Yvette M. Longonje has been promoted to Vice President, Distribution Services.  Ms. Longonje has been with Enterprise since 2014, serving most recently as Senior Director, Eastern Region Pipelines.  She holds a bachelor’s degree in Chemical Engineering from Howard University.

“I am pleased to recognize these individuals for their contributions to the success of the partnership and look forward to their continued leadership in driving Enterprise’s future growth and building value for our investors,” said A.J. “Jim” Teague, chief executive officer of Enterprise’s general partner.  “We have one of the deepest benches of talented, dedicated and creative employees in the energy industry, which has been key to our success and establishing Enterprise as a midstream leader.”
Enterprise Products Partners L.P. is one of the largest publicly traded partnerships and a leading North American provider of midstream energy services to producers and consumers of natural gas, NGLs, crude oil, refined products and petrochemicals.  Our services include: natural gas gathering, treating, processing, transportation and storage; NGL transportation, fractionation, storage and import and export terminals; crude oil  gathering, transportation, storage and terminals; petrochemical and refined products transportation, storage and terminals; and a marine transportation business that operates primarily on the United States inland and Intracoastal Waterway systems.  The partnership’s assets currently include approximately 50,000 miles of pipelines; 260 million barrels of storage capacity for NGLs, crude oil, petrochemicals and refined products; and 14 billion cubic feet of natural gas storage capacity.

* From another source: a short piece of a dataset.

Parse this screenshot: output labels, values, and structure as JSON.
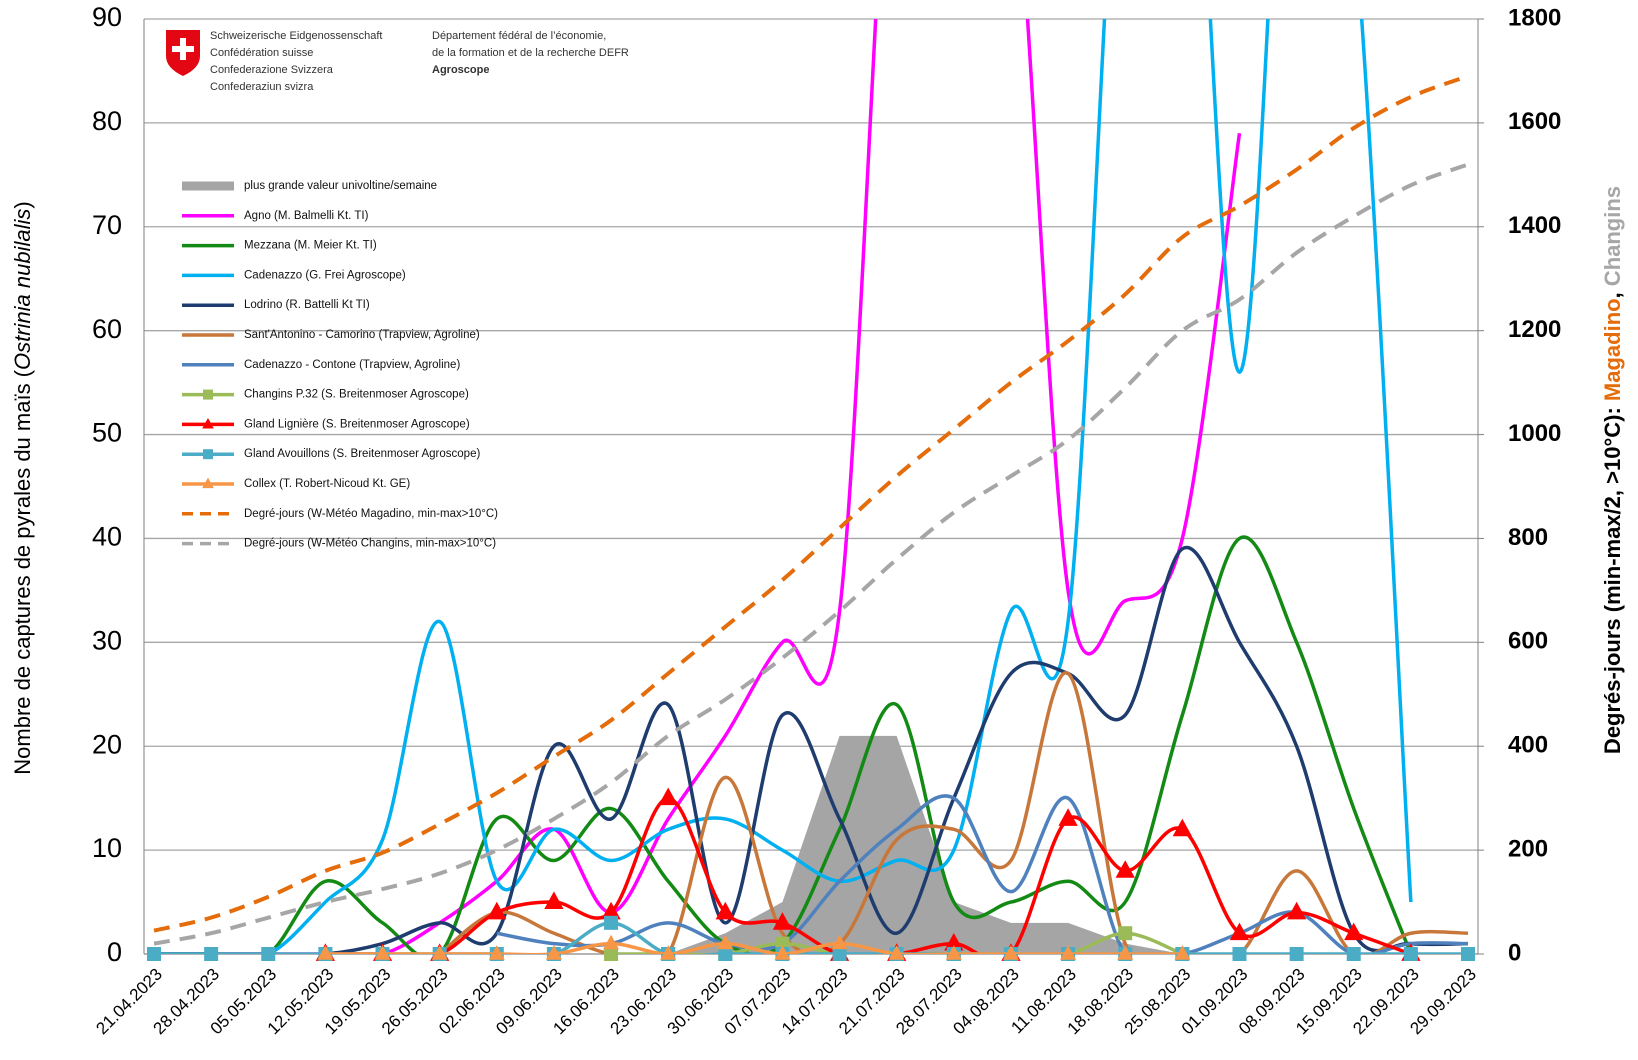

This press release includes “forward-looking statements” as defined by the Securities and Exchange Commission. All statements, other than statements of historical fact, included herein that address activities, events, developments or transactions that Enterprise and its general partner expect, believe or anticipate will or may occur in the future are forward-looking statements. These forward-looking statements are subject to risks and uncertainties that may cause actual results to differ materially from expectations, including required approvals by regulatory agencies, the possibility that the anticipated benefits from such activities, events, developments or transactions cannot be fully realized, the possibility that costs or difficulties related thereto will be greater than expected, the impact of competition, and other risk factors included in Enterprise’s reports filed with the Securities and Exchange Commission. Readers are cautioned not to place undue reliance on these forward-looking statements, which speak only as of their dates. Except as required by law, Enterprise does not intend to update or revise its forward-looking statements, whether as a result of new information, future events or otherwise.